The Tuck Jump test

According to Myer and colleagues in 2008, this test was specifically created to assess female athletes who demonstrate “high risk” landing mechanics. Evidence from Myklebust and colleagues in 1998 suggests that female athletes across many sports demonstrate a 4 to 6 times higher incidence of non-contact anterior cruciate ligament (ACL) injury compared to male athletes participating in the same landing and pivoting sports.

Further according to McLoughlin and colleagues in 2019, injuries to the knee are common in both male and female players within the community and amateur club game. Given this finding across several studies, the tuck jump can be considered a useful test or screen to assess injury risk potential and many clinicians and therapists use this test as part of a return to play assessment protocol. In addition, studies have reported acceptable levels of both intra- and inter-reliability for this test. This reliability means that the test reports consistent results across different administrators and over time (Myer et al 2008, 2011, Herrington et al 2013).

Tuck jumps are used to train athletes across a wide range of sports to increase lower body power. The same exercise – the tuck jump – can also be used as an assessment to grade improvement in technique during a training period. The following test administration procedures will allow the S&C coach and the medics to track improvements across the training period in this easily administered test.



To set up a standardised procedure to assess the tuck jump, use wall markers at a height of the top of the player’s thigh when they flex the hip at 90 degrees when standing upright (Figure 4.). Also place a tape marker on the ground representing the player’s feet position the equivalent of shoulder-width apart. The tuck jump assessment should ideally be filmed (smartphones are suitable and easy to use) from both a front and lateral view.

Figure 5. Test Set-up: Note the player standing with a wall marker tape at a level of the top of the player’s thigh. Also note a tape placed on the floor level with the player’s toes.


The player completes 10 rapid, consecutive tuck jumps while taking off and landing in the one place. A video recording will allow a thorough inspection following the test but the coach may choose to assess the tuck jump with the help of a second person, should they not have access to video capture.

The front and side view check list (see Table 1. below) provided a total of 10 items to observe and check during the performance of the 10 tuck jumps. Using two test administrators, one can inspect from the side while the other may inspect from in front of the player. The player’s technique for each metric is subjectively rated as either having an apparent deficit or not (for every deficit or fault observed from the checklist the player is allocated 1 point).

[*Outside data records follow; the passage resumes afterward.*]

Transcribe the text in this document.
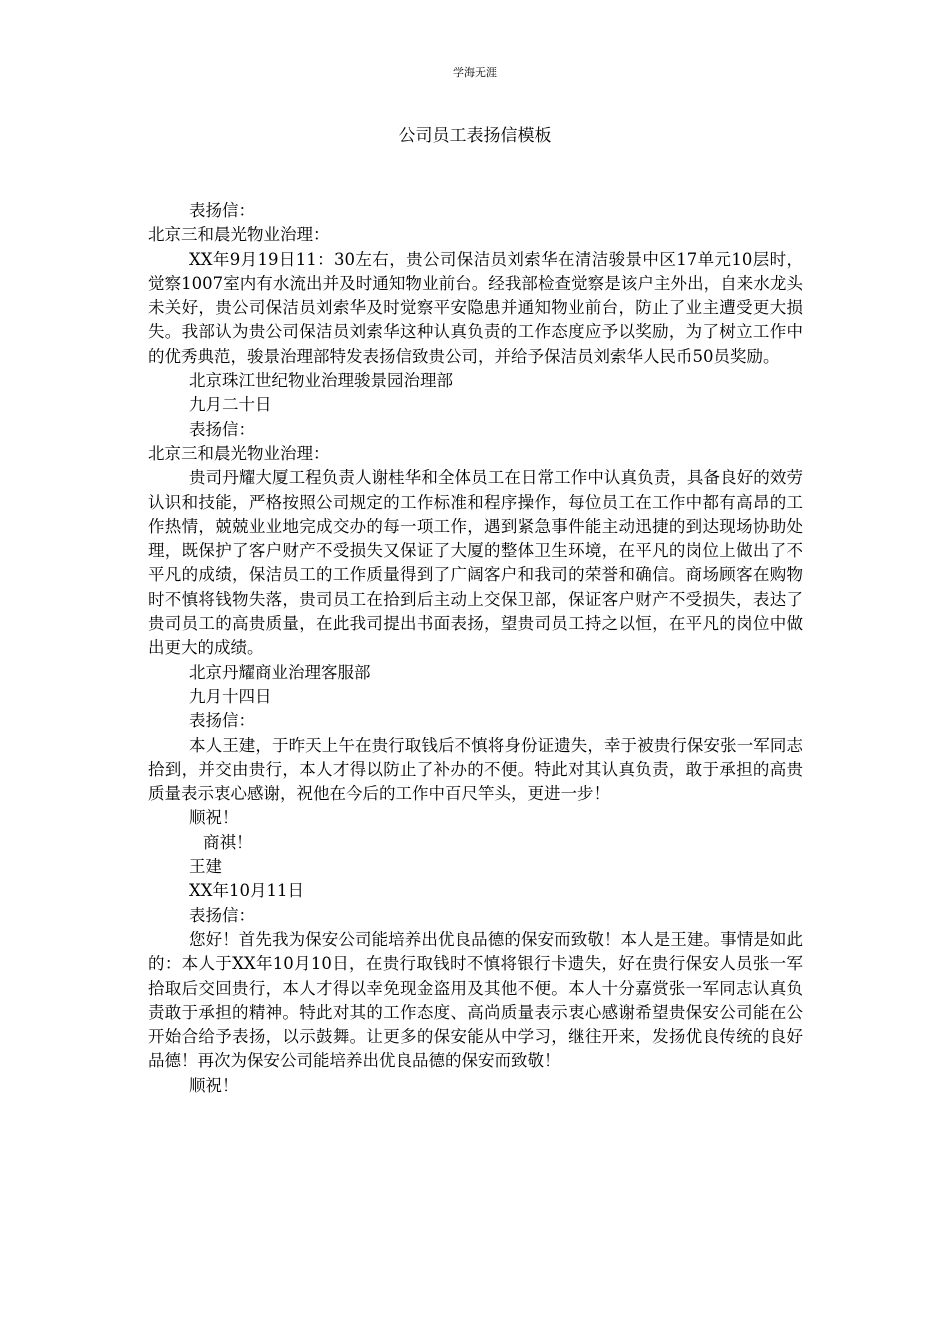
学海无涯
公司员工表扬信模板

表扬信：

北京三和晨光物业治理：

XX年9月19日11：30左右，贵公司保洁员刘索华在清洁骏景中区17单元10层时，觉察1007室内有水流出并及时通知物业前台。经我部检查觉察是该户主外出，自来水龙头未关好，贵公司保洁员刘索华及时觉察平安隐患并通知物业前台，防止了业主遭受更大损失。我部认为贵公司保洁员刘索华这种认真负责的工作态度应予以奖励，为了树立工作中的优秀典范，骏景治理部特发表扬信致贵公司，并给予保洁员刘索华人民币50员奖励。

北京珠江世纪物业治理骏景园治理部

九月二十日

表扬信：

北京三和晨光物业治理：

贵司丹耀大厦工程负责人谢桂华和全体员工在日常工作中认真负责，具备良好的效劳认识和技能，严格按照公司规定的工作标准和程序操作，每位员工在工作中都有高昂的工作热情，兢兢业业地完成交办的每一项工作，遇到紧急事件能主动迅捷的到达现场协助处理，既保护了客户财产不受损失又保证了大厦的整体卫生环境，在平凡的岗位上做出了不平凡的成绩，保洁员工的工作质量得到了广阔客户和我司的荣誉和确信。商场顾客在购物时不慎将钱物失落，贵司员工在拾到后主动上交保卫部，保证客户财产不受损失，表达了贵司员工的高贵质量，在此我司提出书面表扬，望贵司员工持之以恒，在平凡的岗位中做出更大的成绩。

北京丹耀商业治理客服部

九月十四日

表扬信：

本人王建，于昨天上午在贵行取钱后不慎将身份证遗失，幸于被贵行保安张一军同志拾到，并交由贵行，本人才得以防止了补办的不便。特此对其认真负责，敢于承担的高贵质量表示衷心感谢，祝他在今后的工作中百尺竿头，更进一步！

顺祝！

商祺！

王建

XX年10月11日

表扬信：

您好！首先我为保安公司能培养出优良品德的保安而致敬！本人是王建。事情是如此的：本人于XX年10月10日，在贵行取钱时不慎将银行卡遗失，好在贵行保安人员张一军拾取后交回贵行，本人才得以幸免现金盗用及其他不便。本人十分嘉赏张一军同志认真负责敢于承担的精神。特此对其的工作态度、高尚质量表示衷心感谢希望贵保安公司能在公开始合给予表扬，以示鼓舞。让更多的保安能从中学习，继往开来，发扬优良传统的良好品德！再次为保安公司能培养出优良品德的保安而致敬！

顺祝！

The higher the score the more deficits observed. The deficits are checked and are then summed or tallied for the final assessment score.

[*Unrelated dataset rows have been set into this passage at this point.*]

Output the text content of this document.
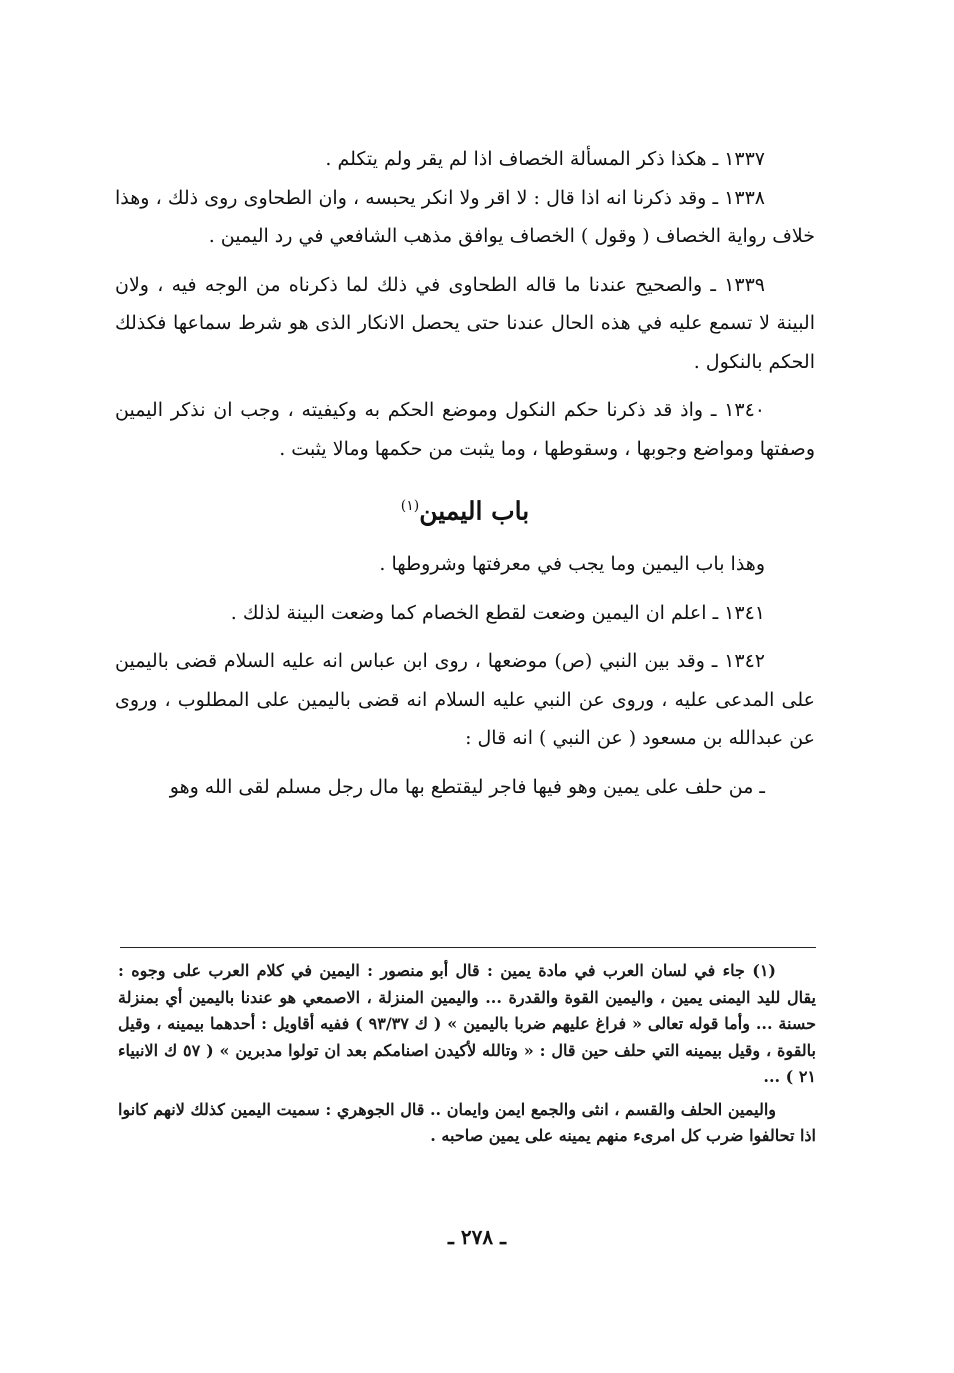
١٣٣٧ ـ هكذا ذكر المسألة الخصاف اذا لم يقر ولم يتكلم .

١٣٣٨ ـ وقد ذكرنا انه اذا قال : لا اقر ولا انكر يحبسه ، وان الطحاوى روى ذلك ، وهذا خلاف رواية الخصاف ( وقول ) الخصاف يوافق مذهب الشافعي في رد اليمين .

١٣٣٩ ـ والصحيح عندنا ما قاله الطحاوى في ذلك لما ذكرناه من الوجه فيه ، ولان البينة لا تسمع عليه في هذه الحال عندنا حتى يحصل الانكار الذى هو شرط سماعها فكذلك الحكم بالنكول .

١٣٤٠ ـ واذ قد ذكرنا حكم النكول وموضع الحكم به وكيفيته ، وجب ان نذكر اليمين وصفتها ومواضع وجوبها ، وسقوطها ، وما يثبت من حكمها ومالا يثبت .

باب اليمين$^{(١)}$

وهذا باب اليمين وما يجب في معرفتها وشروطها .

١٣٤١ ـ اعلم ان اليمين وضعت لقطع الخصام كما وضعت البينة لذلك .

١٣٤٢ ـ وقد بين النبي (ص) موضعها ، روى ابن عباس انه عليه السلام قضى باليمين على المدعى عليه ، وروى عن النبي عليه السلام انه قضى باليمين على المطلوب ، وروى عن عبدالله بن مسعود ( عن النبي ) انه قال :

ـ من حلف على يمين وهو فيها فاجر ليقتطع بها مال رجل مسلم لقى الله وهو

(١) جاء في لسان العرب في مادة يمين : قال أبو منصور : اليمين في كلام العرب على وجوه : يقال لليد اليمنى يمين ، واليمين القوة والقدرة ... واليمين المنزلة ، الاصمعي هو عندنا باليمين أي بمنزلة حسنة ... وأما قوله تعالى « فراغ عليهم ضربا باليمين » ( ك ٩٣/٣٧ ) ففيه أقاويل : أحدهما بيمينه ، وقيل بالقوة ، وقيل بيمينه التي حلف حين قال : « وتالله لأكيدن اصنامكم بعد ان تولوا مدبرين » ( ٥٧ ك الانبياء ٢١ ) ...

واليمين الحلف والقسم ، انثى والجمع ايمن وايمان .. قال الجوهري : سميت اليمين كذلك لانهم كانوا اذا تحالفوا ضرب كل امرىء منهم يمينه على يمين صاحبه .

ـ ٢٧٨ ـ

Indicators of flawed techniques should be noted and should be focused on during subsequent training sessions. The player's baseline performance can be compared to repeated assessments performed at the midpoint and conclusion of training periods, to objectively track improvements in jumping and landing technique.

Table 1. Assessment Checklist

Front View Checklist Side View Checklist
Lower extremity valgus (Knees collapsing inwards) when landing Thighs do not reach parallel to marker on wall
Thighs not equal side to side (during flight) Foot placement on ground not parallel (front to back)
Foot placement not shoulder width apart Not landing in same footprint
Foot contact timing not equal Excessive landing contact noise
Pause between jumps Technique declines prior to 10 seconds


Please view the video of the player performing the test. Try and assess the player using the criteria in Table 1 above.


Corrective Exercises for the Tuck Jump test

While the Tuck Jump test has a checklist of a number of potential deficits that can be observed we will focus on corrective exercises for knee valgus or knees collapsing inwards during landing. This is a very risky position for knee health.

Glute bridge with band

  • Player loops a miniband around their legs just above the knees
  • Lays back, bends their knees and places their feet flat on the ground close to their glutes
  • Squeezes their glutes to raise their hips up off the ground while pushing their knees out against the band
  • Holds for a second at the top and then lowers back to the ground
  • Repeats for the desired repetitions.


Drop Squat

  • From a standing position, player reaches up as high as possible up onto their toes
  • In one swift movement drives their arms down so their hands travel by their pockets and drops into a quarter squat position
  • Absorbs the force and lands quietly on their midfoot with their knees kept in line with their toes
  • Repeats for 3 sets of 5 repetitions and focuses on the quality of the movement.


Drop landings

  • Player steps off a box of about knee height
  • Lands and absorbs the force quickly with a slight flexing of the hips, knees and ankles
  • Lands softly on their midfoot and keeps their knees out in line with their toes.